O Brasil vivia um período de efervescência política e de grave crise econômica. O presidente José Sarney finalizava seu mandato e, depois de 25 anos, os brasileiros se preparavam para votar novamente para presidente da República. Na economia, o país beirava o caos. A inflação fechou 1989 em inacreditáveis 1 972%. Para a Petrobras, a explosão dos preços e a desvalorização cambial eram ainda mais nocivas.
O governo impedia a estatal de reajustar o preço dos combustíveis, numa tentativa inútil de segurar a inflação. A empresa perdia 100 milhões de dólares por mês devido à defasagem no preço de seus produtos.
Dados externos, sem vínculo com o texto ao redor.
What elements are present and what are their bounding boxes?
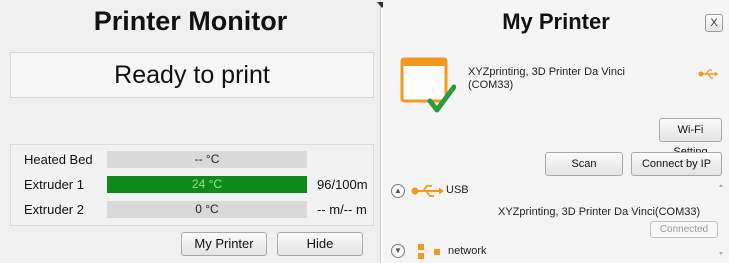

Depois de ter registrado em balanço lucros acima do bilhão de dólares (em 1986 e 1988), a Petrobras apresentou em 1989 um resultado que se limitava a 160 milhões, muito pouco para uma gigante com mais de 80 000 funcionários na folha de pagamentos. Nesse ambiente, o que era um dos cargos mais cobiçados do Brasil, a presidência da Petrobras, transformou-se num desafio não tão atraente.
Nos cinco anos de governo Sarney, a empresa teve cinco presidentes, uma rotatividade inédita. Sant’Anna temia um futuro pouco venturoso para a estatal, e ele não estava sozinho. Os funcionários com mais tempo de empresa, principalmente os que ocupavam cargo de gestão, já tinham percebido que a democratização aumentaria a exposição da empresa ao uso político.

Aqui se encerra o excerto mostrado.